To be able to use the model we created, the model has to be deployed as an endpoint.

result = kmeans_predictor.predict(music)
%%time
result = kmeans_predictor.predict(music)
clusters = [r.label['closest_cluster'].float32_tensor.values[0] for r in result] 
i = 0
locations = {}
print(len(result))
for r in result:
    out = {
    "lat" : music_orig.iloc[i, 68],
    "lon" :  music_orig.iloc[i, 69],
    "closest_cluster" : r.label['closest_cluster'].float32_tensor.values[0]
    }
    try:
        locations[out['closest_cluster']].append([out['lat'],out['lon']])
    except KeyError:
        locations[out['closest_cluster']]=[[out['lat'],out['lon']]]
    print(out)
    i = i + 1

We can now feed our music through the model to get the clustering. The out put has to be reworked so we can get the cluster values and print them out along with the latitude and longitude.

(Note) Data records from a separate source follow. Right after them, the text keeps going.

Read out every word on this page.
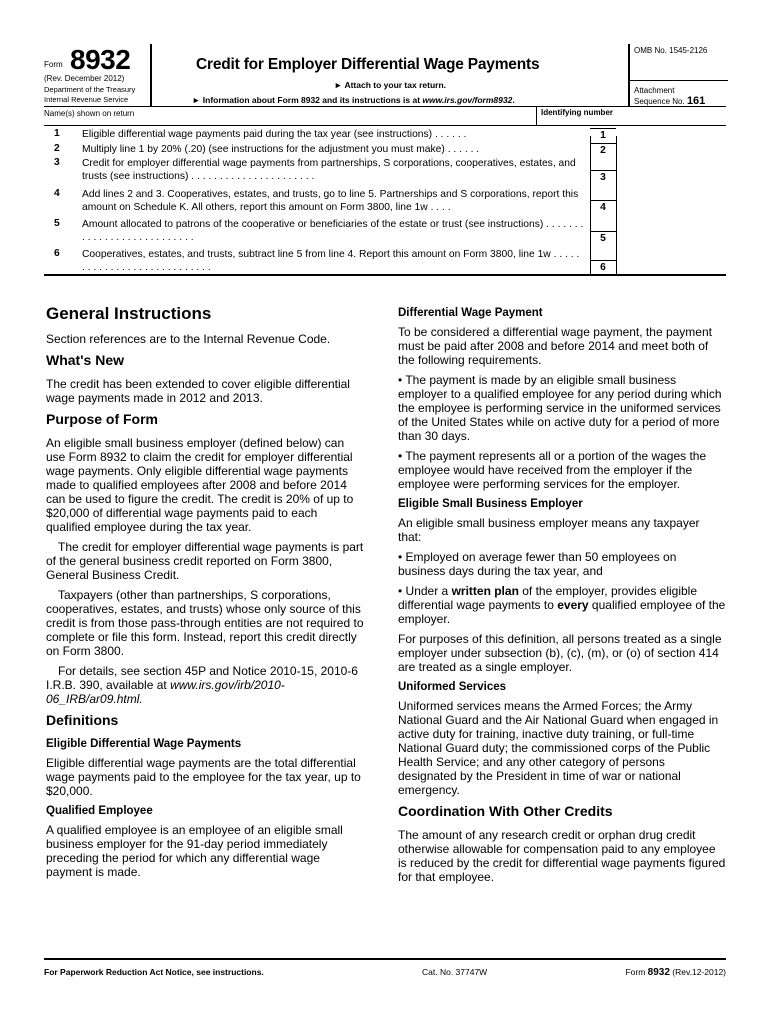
Form 8932
(Rev. December 2012)
Department of the Treasury
Internal Revenue Service
Credit for Employer Differential Wage Payments
► Attach to your tax return.
► Information about Form 8932 and its instructions is at www.irs.gov/form8932.
OMB No. 1545-2126
Attachment
Sequence No. 161
Name(s) shown on return	Identifying number
1 Eligible differential wage payments paid during the tax year (see instructions) . . . . . .	1
2 Multiply line 1 by 20% (.20) (see instructions for the adjustment you must make) . . . . . .	2
3 Credit for employer differential wage payments from partnerships, S corporations, cooperatives, estates, and trusts (see instructions) . . . . . . . . . . . . . . . . . . . . . .	3
4 Add lines 2 and 3. Cooperatives, estates, and trusts, go to line 5. Partnerships and S corporations, report this amount on Schedule K. All others, report this amount on Form 3800, line 1w . . . .	4
5 Amount allocated to patrons of the cooperative or beneficiaries of the estate or trust (see instructions) . . . . . . . . . . . . . . . . . . . . . . . . . . .	5
6 Cooperatives, estates, and trusts, subtract line 5 from line 4. Report this amount on Form 3800, line 1w . . . . . . . . . . . . . . . . . . . . . . . . . . . .	6
General Instructions

Section references are to the Internal Revenue Code.

What's New

The credit has been extended to cover eligible differential wage payments made in 2012 and 2013.

Purpose of Form

An eligible small business employer (defined below) can use Form 8932 to claim the credit for employer differential wage payments. Only eligible differential wage payments made to qualified employees after 2008 and before 2014 can be used to figure the credit. The credit is 20% of up to $20,000 of differential wage payments paid to each qualified employee during the tax year.

The credit for employer differential wage payments is part of the general business credit reported on Form 3800, General Business Credit.

Taxpayers (other than partnerships, S corporations, cooperatives, estates, and trusts) whose only source of this credit is from those pass-through entities are not required to complete or file this form. Instead, report this credit directly on Form 3800.

For details, see section 45P and Notice 2010-15, 2010-6 I.R.B. 390, available at www.irs.gov/irb/2010-06_IRB/ar09.html.

Definitions
Eligible Differential Wage Payments

Eligible differential wage payments are the total differential wage payments paid to the employee for the tax year, up to $20,000.

Qualified Employee

A qualified employee is an employee of an eligible small business employer for the 91-day period immediately preceding the period for which any differential wage payment is made.

Differential Wage Payment

To be considered a differential wage payment, the payment must be paid after 2008 and before 2014 and meet both of the following requirements.

• The payment is made by an eligible small business employer to a qualified employee for any period during which the employee is performing service in the uniformed services of the United States while on active duty for a period of more than 30 days.

• The payment represents all or a portion of the wages the employee would have received from the employer if the employee were performing services for the employer.

Eligible Small Business Employer

An eligible small business employer means any taxpayer that:

• Employed on average fewer than 50 employees on business days during the tax year, and

• Under a written plan of the employer, provides eligible differential wage payments to every qualified employee of the employer.

For purposes of this definition, all persons treated as a single employer under subsection (b), (c), (m), or (o) of section 414 are treated as a single employer.

Uniformed Services

Uniformed services means the Armed Forces; the Army National Guard and the Air National Guard when engaged in active duty for training, inactive duty training, or full-time National Guard duty; the commissioned corps of the Public Health Service; and any other category of persons designated by the President in time of war or national emergency.

Coordination With Other Credits

The amount of any research credit or orphan drug credit otherwise allowable for compensation paid to any employee is reduced by the credit for differential wage payments figured for that employee.

For Paperwork Reduction Act Notice, see instructions.	Cat. No. 37747W	Form 8932 (Rev.12-2012)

{‘lat’: 14.91, ‘lon’: -23.51, ‘closest_cluster’: 8.0}
{‘lat’: 12.65, ‘lon’: -8.0, ‘closest_cluster’: 9.0}
{‘lat’: 9.03, ‘lon’: 38.74, ‘closest_cluster’: 4.0}
{‘lat’: 34.03, ‘lon’: -6.85, ‘closest_cluster’: 5.0}
{‘lat’: 12.65, ‘lon’: -8.0, ‘closest_cluster’: 4.0}
{‘lat’: 12.65, ‘lon’: -8.0, ‘closest_cluster’: 8.0}
{‘lat’: 14.66, ‘lon’: -17.41, ‘closest_cluster’: 8.0}

It would be interesting to see if the clusters match up with the geographical areas of the music. To do that we can use gmaps plugin for Jupter notebooks. The plugin has to be installed using a Jupter notebook terminal and the directions on the gmaps github.

fig = gmaps.figure()

colors = [(255,0,0), (0,128,0), (128,0,0), (0,255,0), (255,255,0), (0,255,255), (128,128,0), (128,0,128), (0,128,128), (192,192,192)]
i = 0
for key, value in locations.items():
    heatmap_layer = gmaps.heatmap_layer(locations[key])
    heatmap_layer.gradient = [(*colors[i],0), colors[i], colors[i]]
    fig.add_layer(heatmap_layer)
    i = i + 1
fig

Each cluster is given a different color and added as a heatmap layer.

There is more work to be done to make the clustering more visible. Someone could use this to try and draw conclusions about musical influence related to music characteristics, geography, and culture.